Over the summer, GCFD expanded its operations in communities hard hit by COVID-19 via pop-up food pantries. Food access challenges will no doubt continue even after the pandemic wanes, so a new strategy was needed. 

Robinson, the vice president of community impact for GCFD, said the new food pantries will prevent long lines, and while shopping families can get connected to additional resources, such as food stamps, employment services and nutrition education.

“It is so hard to come up with the adjectives to describe what the last 11 months have been like. It’s been unlike anything we’ve ever experienced,” said Kate Maehr, executive director of GCFD.

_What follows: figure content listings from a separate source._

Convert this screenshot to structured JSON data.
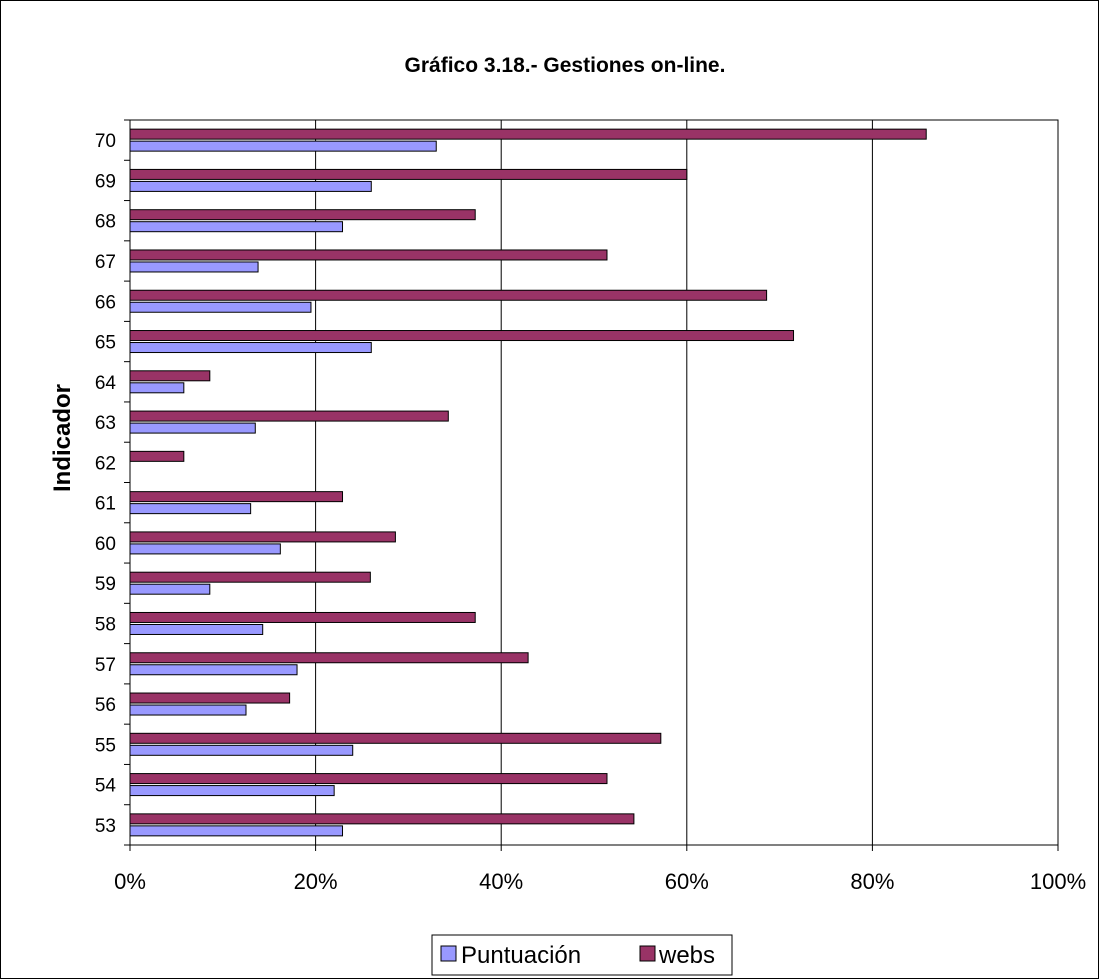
{
  "chart_data": {
    "type": "bar",
    "orientation": "horizontal",
    "title": "Gráfico 3.18.- Gestiones on-line.",
    "ylabel": "Indicador",
    "xlabel": "",
    "xlim": [
      0,
      100
    ],
    "x_ticks": [
      "0%",
      "20%",
      "40%",
      "60%",
      "80%",
      "100%"
    ],
    "grid": "vertical",
    "legend_position": "bottom",
    "categories": [
      "53",
      "54",
      "55",
      "56",
      "57",
      "58",
      "59",
      "60",
      "61",
      "62",
      "63",
      "64",
      "65",
      "66",
      "67",
      "68",
      "69",
      "70"
    ],
    "series": [
      {
        "name": "Puntuación",
        "color": "#9999ff",
        "values": [
          22.9,
          22.0,
          24.0,
          12.5,
          18.0,
          14.3,
          8.6,
          16.2,
          13.0,
          0,
          13.5,
          5.8,
          26.0,
          19.5,
          13.8,
          22.9,
          26.0,
          33.0
        ]
      },
      {
        "name": "webs",
        "color": "#993366",
        "values": [
          54.3,
          51.4,
          57.2,
          17.2,
          42.9,
          37.2,
          25.9,
          28.6,
          22.9,
          5.8,
          34.3,
          8.6,
          71.5,
          68.6,
          51.4,
          37.2,
          60.0,
          85.8
        ]
      }
    ]
  }
}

She’s said she’s felt rage and heartbreak.

“We can never find ourselves in a moment when so many people are lacking basic access to food,” Maehr said. “That moment for us as an organization, when we realized that we absolutely had to work differently, started with … seeing data about COVID-19, and [that] who was affected and dying mirrored who we saw in food pantry lines.”

With Black and brown communities being the most vulnerable, the approach of equality had to change, and addressing structural racism had to be the focus, Maehr said.